シアタートラム 戯曲リーディング 時代を築いた作家たち②ウージェーヌ・イヨネスコ

 イヨネス子。書いたらうっすら笑ってしまったが、アフタートークを聞いていて、イヨネスコはずいぶん遠い、昔の人になったのだなあと思った。女流写真家のイリナ・イヨネスコと間違われたりしている。ウージェーヌ・イヨネスコは男で、1909年ルーマニア生まれ、フランス人の母を持ち、フランスで不条理劇を書いた。

 今日のリーディング公演では処女作『禿の女歌手』(1950初演、中屋敷法仁演出)と、『椅子』(1952初演、ノゾエ征爾演出)が取り上げられた。

見知らぬ世界、見知らぬ自分。一つのセリフごとに更新されて、とらえがたい関係性、変容し続ける空間。『禿の女歌手』では、ある女のことを、「整った目鼻立ちだが、美人とは言いかねる。とても大柄で、頑丈な女だ。目鼻立ちは整っていないが、まれにみる美人と言えるだろう。」と、前のセリフをご破算にしながら説明する。まるで爆竹が破裂しながら進んでいくようだ。それはシーンについても同じで、夫婦がお互いを思い出せずに語り合い、徐々に夫婦であることを発見しても、その発見は最終的に誤りであることが告げられる。しまいにはことばそのものも分解され、語呂合わせの連続で破裂してゆく。もう一本の『椅子』は、空間に次々、椅子と架空の人々が詰め込まれ、ぎりぎりまで膨張して破裂する芝居だ。
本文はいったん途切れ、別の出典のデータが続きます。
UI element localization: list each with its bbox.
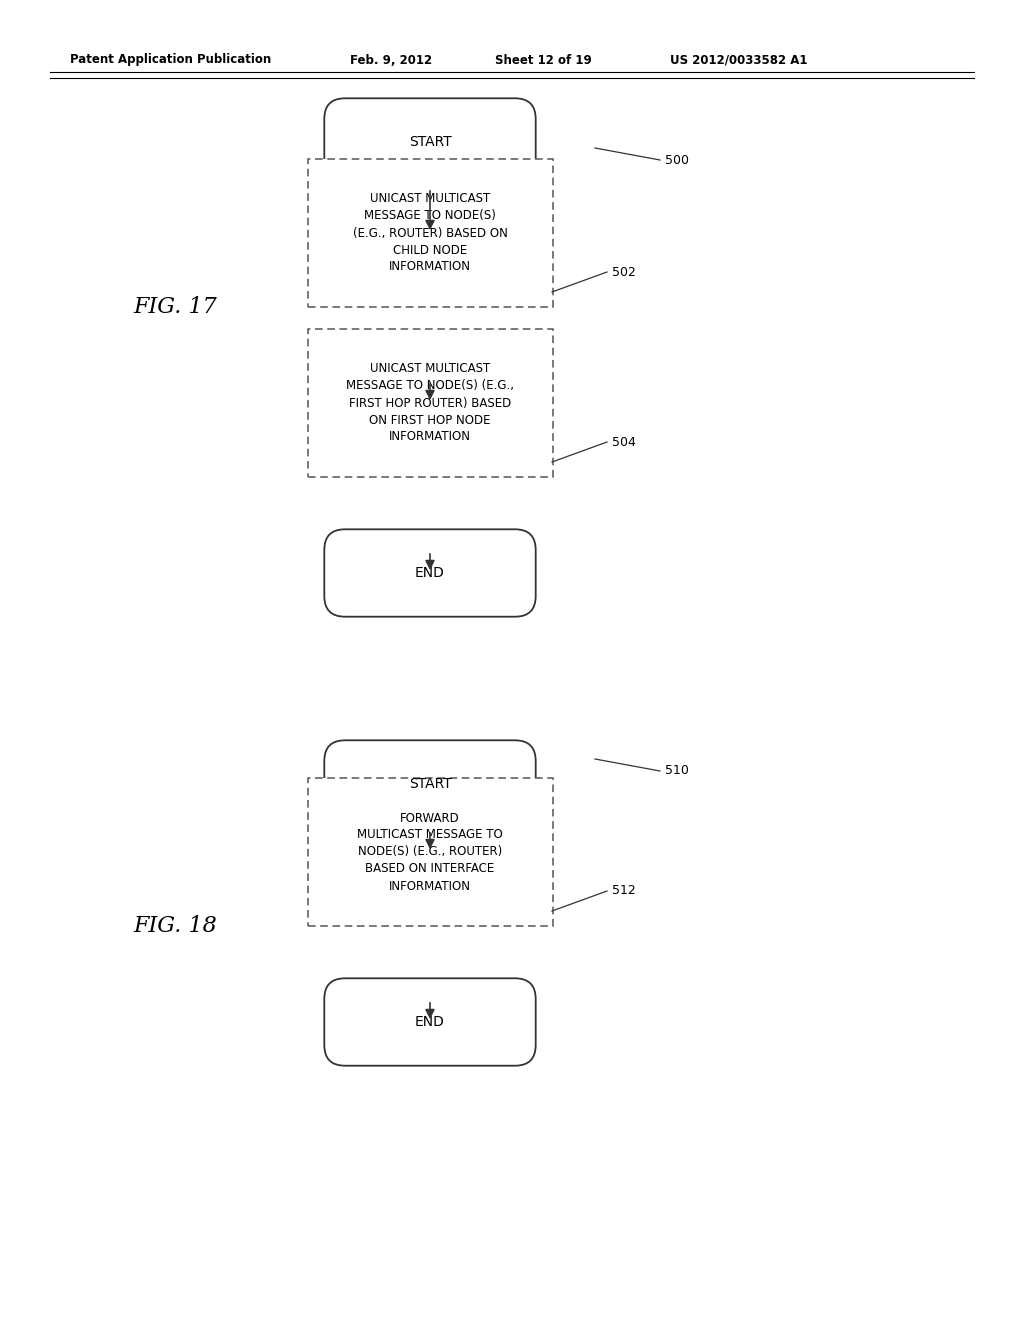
FancyBboxPatch shape: [325, 529, 536, 616]
Text: 512: 512: [612, 884, 636, 898]
Text: FIG. 17: FIG. 17: [133, 296, 217, 318]
Text: 504: 504: [612, 436, 636, 449]
Text: START: START: [409, 777, 452, 791]
Text: US 2012/0033582 A1: US 2012/0033582 A1: [670, 54, 808, 66]
FancyBboxPatch shape: [325, 741, 536, 828]
Text: Sheet 12 of 19: Sheet 12 of 19: [495, 54, 592, 66]
Text: Feb. 9, 2012: Feb. 9, 2012: [350, 54, 432, 66]
Text: START: START: [409, 135, 452, 149]
Text: END: END: [415, 566, 445, 579]
Text: Patent Application Publication: Patent Application Publication: [70, 54, 271, 66]
Text: 510: 510: [665, 764, 689, 777]
Text: 502: 502: [612, 265, 636, 279]
Text: UNICAST MULTICAST
MESSAGE TO NODE(S) (E.G.,
FIRST HOP ROUTER) BASED
ON FIRST HOP: UNICAST MULTICAST MESSAGE TO NODE(S) (E.…: [346, 363, 514, 444]
Text: 500: 500: [665, 153, 689, 166]
FancyBboxPatch shape: [307, 777, 553, 927]
Text: FORWARD
MULTICAST MESSAGE TO
NODE(S) (E.G., ROUTER)
BASED ON INTERFACE
INFORMATI: FORWARD MULTICAST MESSAGE TO NODE(S) (E.…: [357, 812, 503, 892]
Text: FIG. 18: FIG. 18: [133, 915, 217, 937]
FancyBboxPatch shape: [307, 158, 553, 308]
Text: END: END: [415, 1015, 445, 1030]
Text: UNICAST MULTICAST
MESSAGE TO NODE(S)
(E.G., ROUTER) BASED ON
CHILD NODE
INFORMAT: UNICAST MULTICAST MESSAGE TO NODE(S) (E.…: [352, 193, 508, 273]
FancyBboxPatch shape: [325, 978, 536, 1065]
FancyBboxPatch shape: [325, 98, 536, 186]
FancyBboxPatch shape: [307, 329, 553, 477]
ノゾエ征爾の友人が、「やっぱりリーディングでイヨネスコは無理だね」などといったのは、この「破裂感」(たとえば語呂合わせのk音、s音が際立たない)と「膨張感」がもひとつぴりっとしないせいだろう。空間が埋まらなかったのである。

広岡由里子の老婆、女中は面白かった。皆、公演前日に二回通したきりとは思われないほどしっかり芝居していた。しかし、準備不足、指摘不足の読み間違いが目に付いたのがざんねんである。